Corona-Isolation: 6 Tipps, wenn sich dein Körpergefühl gerade verändert

Durch ein verändertes Ernährungs- und Sportverhalten in Zeiten der Isolation, verändert sich vielleicht auch die Wahrnehmung des eigenen Körpers. Was dabei hilft, ein neues Körpergefühl zu entwickeln – und wie man dem wertfrei gegenübertreten kann.

Körpergefühl

Soviel vorweg: Was auf so manchen Instagram-Accounts wie eine Produktivitäts-Challenge wirkt, ist in Wahrheit immer noch eine globale Pandemie. Man muss die Zeit nicht nutzen, um low-carb Brot zu backen, Home-Workouts zu machen und eine "bessere, fittere Version seiner selbst" zu werden.

Dass sich die Art, wie wir uns ernähren und bewegen, in Zeiten von Corona verändert, ist völlig normal. Damit einher geht möglicherweise auch eine Veränderung des Körpergefühls. Das mag anfangs vielleicht ungewohnt sein, aber – diese Dinge können helfen:

1. Sprich mit jemandem darüber oder schreib es nieder.
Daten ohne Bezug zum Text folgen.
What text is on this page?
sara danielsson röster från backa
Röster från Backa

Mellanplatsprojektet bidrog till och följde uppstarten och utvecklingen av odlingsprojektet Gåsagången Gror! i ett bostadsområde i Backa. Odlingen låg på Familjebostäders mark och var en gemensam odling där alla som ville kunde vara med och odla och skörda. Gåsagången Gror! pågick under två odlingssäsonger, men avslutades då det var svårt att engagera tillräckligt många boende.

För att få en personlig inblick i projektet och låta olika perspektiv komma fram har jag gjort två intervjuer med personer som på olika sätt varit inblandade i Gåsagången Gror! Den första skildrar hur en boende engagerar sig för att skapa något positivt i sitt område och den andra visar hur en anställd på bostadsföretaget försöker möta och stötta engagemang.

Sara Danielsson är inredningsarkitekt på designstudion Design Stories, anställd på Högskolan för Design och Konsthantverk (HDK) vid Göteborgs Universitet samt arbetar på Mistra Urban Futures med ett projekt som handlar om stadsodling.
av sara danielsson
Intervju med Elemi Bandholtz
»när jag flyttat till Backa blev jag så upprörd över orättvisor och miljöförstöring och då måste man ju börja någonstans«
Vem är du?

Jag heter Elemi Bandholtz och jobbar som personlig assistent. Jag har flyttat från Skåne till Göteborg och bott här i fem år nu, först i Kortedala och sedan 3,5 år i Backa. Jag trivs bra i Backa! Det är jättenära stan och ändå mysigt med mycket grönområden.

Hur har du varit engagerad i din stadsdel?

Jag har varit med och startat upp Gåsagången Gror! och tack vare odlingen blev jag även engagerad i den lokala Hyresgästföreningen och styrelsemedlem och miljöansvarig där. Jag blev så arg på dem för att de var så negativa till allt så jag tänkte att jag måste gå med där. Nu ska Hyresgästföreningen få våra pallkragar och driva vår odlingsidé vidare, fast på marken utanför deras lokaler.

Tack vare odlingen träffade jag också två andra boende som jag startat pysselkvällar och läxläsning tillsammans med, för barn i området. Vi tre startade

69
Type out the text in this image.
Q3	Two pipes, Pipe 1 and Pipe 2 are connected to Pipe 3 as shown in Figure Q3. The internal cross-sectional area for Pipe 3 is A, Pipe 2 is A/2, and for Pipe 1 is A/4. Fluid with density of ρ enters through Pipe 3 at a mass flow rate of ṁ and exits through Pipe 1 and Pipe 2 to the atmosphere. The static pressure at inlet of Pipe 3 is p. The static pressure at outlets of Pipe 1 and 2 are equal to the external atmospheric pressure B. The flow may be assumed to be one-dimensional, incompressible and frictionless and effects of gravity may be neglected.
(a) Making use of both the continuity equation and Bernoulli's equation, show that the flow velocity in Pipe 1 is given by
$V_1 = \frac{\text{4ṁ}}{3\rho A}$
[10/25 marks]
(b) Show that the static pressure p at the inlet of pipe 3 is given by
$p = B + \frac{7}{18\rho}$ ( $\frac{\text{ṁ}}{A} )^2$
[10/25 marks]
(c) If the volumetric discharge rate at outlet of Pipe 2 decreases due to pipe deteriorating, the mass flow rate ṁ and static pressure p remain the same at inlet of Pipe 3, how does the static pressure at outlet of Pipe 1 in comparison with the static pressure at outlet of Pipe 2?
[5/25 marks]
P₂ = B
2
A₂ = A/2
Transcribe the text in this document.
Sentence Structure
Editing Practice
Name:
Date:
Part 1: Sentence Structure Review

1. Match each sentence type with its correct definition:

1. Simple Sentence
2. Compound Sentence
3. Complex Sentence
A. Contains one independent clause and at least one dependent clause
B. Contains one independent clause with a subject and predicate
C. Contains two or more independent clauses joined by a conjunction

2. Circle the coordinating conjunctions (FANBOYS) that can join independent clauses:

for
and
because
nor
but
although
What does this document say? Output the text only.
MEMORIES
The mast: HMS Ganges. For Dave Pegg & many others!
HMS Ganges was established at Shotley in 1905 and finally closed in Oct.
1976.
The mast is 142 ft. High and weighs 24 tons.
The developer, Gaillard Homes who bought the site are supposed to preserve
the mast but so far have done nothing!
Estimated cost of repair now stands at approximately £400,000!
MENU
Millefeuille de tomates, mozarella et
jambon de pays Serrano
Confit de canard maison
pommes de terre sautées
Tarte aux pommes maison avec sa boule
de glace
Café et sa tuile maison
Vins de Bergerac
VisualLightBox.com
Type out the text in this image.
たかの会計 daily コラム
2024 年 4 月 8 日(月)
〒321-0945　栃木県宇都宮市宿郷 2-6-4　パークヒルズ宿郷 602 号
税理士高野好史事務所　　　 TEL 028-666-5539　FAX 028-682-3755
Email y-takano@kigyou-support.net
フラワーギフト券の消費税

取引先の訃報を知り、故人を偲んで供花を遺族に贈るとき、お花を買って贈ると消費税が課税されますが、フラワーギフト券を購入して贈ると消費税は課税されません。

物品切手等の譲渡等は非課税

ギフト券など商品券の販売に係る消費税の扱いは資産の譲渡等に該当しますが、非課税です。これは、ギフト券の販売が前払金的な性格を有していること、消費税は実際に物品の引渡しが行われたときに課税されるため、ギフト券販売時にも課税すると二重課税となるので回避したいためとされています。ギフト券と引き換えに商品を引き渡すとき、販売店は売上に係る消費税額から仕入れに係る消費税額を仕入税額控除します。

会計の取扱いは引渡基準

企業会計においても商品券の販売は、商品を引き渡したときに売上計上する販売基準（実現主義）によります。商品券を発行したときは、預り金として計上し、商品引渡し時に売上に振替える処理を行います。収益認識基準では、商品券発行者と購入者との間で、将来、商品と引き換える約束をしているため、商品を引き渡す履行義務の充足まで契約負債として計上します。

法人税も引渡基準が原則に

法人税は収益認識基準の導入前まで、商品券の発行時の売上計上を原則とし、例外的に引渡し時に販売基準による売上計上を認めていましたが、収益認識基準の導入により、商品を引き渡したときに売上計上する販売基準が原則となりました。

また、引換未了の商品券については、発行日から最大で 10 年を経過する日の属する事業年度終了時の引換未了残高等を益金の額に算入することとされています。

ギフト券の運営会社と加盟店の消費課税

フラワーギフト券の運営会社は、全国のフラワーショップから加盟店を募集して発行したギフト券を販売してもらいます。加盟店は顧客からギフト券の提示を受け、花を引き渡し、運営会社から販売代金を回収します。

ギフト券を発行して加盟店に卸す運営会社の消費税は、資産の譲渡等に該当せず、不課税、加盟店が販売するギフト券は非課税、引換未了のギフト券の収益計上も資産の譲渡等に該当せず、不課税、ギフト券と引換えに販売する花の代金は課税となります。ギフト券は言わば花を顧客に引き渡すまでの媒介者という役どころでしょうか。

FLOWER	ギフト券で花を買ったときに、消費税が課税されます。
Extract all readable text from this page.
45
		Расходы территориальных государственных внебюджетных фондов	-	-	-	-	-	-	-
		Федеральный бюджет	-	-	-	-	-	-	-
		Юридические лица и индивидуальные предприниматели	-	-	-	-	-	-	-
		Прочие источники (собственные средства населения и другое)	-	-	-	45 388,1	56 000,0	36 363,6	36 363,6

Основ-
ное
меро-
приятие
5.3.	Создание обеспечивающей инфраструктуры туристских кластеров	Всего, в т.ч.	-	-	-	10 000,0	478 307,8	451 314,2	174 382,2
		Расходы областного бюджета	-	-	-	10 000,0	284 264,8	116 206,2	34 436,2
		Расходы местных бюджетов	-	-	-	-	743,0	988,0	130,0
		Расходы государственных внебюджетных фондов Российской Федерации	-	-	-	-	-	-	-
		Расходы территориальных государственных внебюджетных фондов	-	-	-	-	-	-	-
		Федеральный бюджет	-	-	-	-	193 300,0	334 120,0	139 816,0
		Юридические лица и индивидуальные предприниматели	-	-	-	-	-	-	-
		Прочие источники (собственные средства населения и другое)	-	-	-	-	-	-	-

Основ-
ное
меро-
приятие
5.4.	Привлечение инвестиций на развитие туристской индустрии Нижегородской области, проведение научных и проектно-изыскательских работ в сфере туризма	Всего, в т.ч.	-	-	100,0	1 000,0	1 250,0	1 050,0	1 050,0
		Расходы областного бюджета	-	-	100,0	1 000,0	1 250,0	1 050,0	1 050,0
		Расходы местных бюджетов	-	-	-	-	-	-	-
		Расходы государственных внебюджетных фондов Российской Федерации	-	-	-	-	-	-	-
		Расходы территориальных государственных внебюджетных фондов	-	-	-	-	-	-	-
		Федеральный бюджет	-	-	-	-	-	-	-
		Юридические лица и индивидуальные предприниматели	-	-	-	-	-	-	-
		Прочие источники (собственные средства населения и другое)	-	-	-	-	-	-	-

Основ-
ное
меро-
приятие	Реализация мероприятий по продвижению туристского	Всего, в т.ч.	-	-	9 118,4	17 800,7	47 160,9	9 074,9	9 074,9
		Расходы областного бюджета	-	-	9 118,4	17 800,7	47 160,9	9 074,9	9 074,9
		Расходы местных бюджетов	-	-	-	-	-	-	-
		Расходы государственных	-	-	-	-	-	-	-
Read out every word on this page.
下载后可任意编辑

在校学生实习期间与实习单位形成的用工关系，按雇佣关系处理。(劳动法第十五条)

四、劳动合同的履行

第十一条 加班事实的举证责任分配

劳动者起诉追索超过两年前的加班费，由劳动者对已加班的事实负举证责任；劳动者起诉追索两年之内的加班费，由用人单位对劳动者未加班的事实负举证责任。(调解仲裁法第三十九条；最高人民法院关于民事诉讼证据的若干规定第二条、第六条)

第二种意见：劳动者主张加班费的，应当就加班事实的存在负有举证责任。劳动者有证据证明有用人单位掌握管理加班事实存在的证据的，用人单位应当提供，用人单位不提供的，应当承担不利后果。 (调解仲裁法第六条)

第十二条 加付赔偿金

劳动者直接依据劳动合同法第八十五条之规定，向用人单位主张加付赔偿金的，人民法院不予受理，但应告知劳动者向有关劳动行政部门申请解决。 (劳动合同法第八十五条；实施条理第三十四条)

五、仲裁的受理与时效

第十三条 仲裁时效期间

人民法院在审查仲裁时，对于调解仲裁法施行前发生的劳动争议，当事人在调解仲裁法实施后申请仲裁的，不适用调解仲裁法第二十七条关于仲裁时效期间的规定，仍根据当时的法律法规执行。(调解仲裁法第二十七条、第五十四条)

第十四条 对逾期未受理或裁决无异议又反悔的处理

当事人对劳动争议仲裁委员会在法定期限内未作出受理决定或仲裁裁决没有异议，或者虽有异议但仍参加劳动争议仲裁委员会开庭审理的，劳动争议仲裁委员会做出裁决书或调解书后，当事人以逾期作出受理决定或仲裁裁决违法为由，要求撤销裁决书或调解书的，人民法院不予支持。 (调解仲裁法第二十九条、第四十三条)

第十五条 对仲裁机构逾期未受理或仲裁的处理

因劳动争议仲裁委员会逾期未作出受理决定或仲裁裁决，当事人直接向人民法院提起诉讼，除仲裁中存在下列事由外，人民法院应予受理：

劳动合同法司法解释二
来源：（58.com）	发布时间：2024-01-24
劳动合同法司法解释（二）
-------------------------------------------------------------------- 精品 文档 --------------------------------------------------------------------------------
Die meisten kennen das Gefühl: Hat man erstmal emotionalen Ballast bei einer*einem Freund*in abgeladen, fühlt sich vieles gleich ein bisserl leichter an. Vor allem, wenn man merkt: Ich bin nicht allein, anderen geht es gerade genauso.

Möchtest du deine Gedanken (vorerst) lieber für dich behalten, probier’s mit Journaling, sprich: einfach mal alles niederschreiben, was in deinem Kopf herumgeistert. Durch das Aufschreiben (oder Erzählen) zwingen wir uns, die wirren Gedanken in Wörter zu gießen und unsere Struggles zu benennen, was helfen kann, manche Dinge klarer zu sehen.

2. Entfolge Accounts, die dir nicht guttun. Oder stell sie zumindest stumm.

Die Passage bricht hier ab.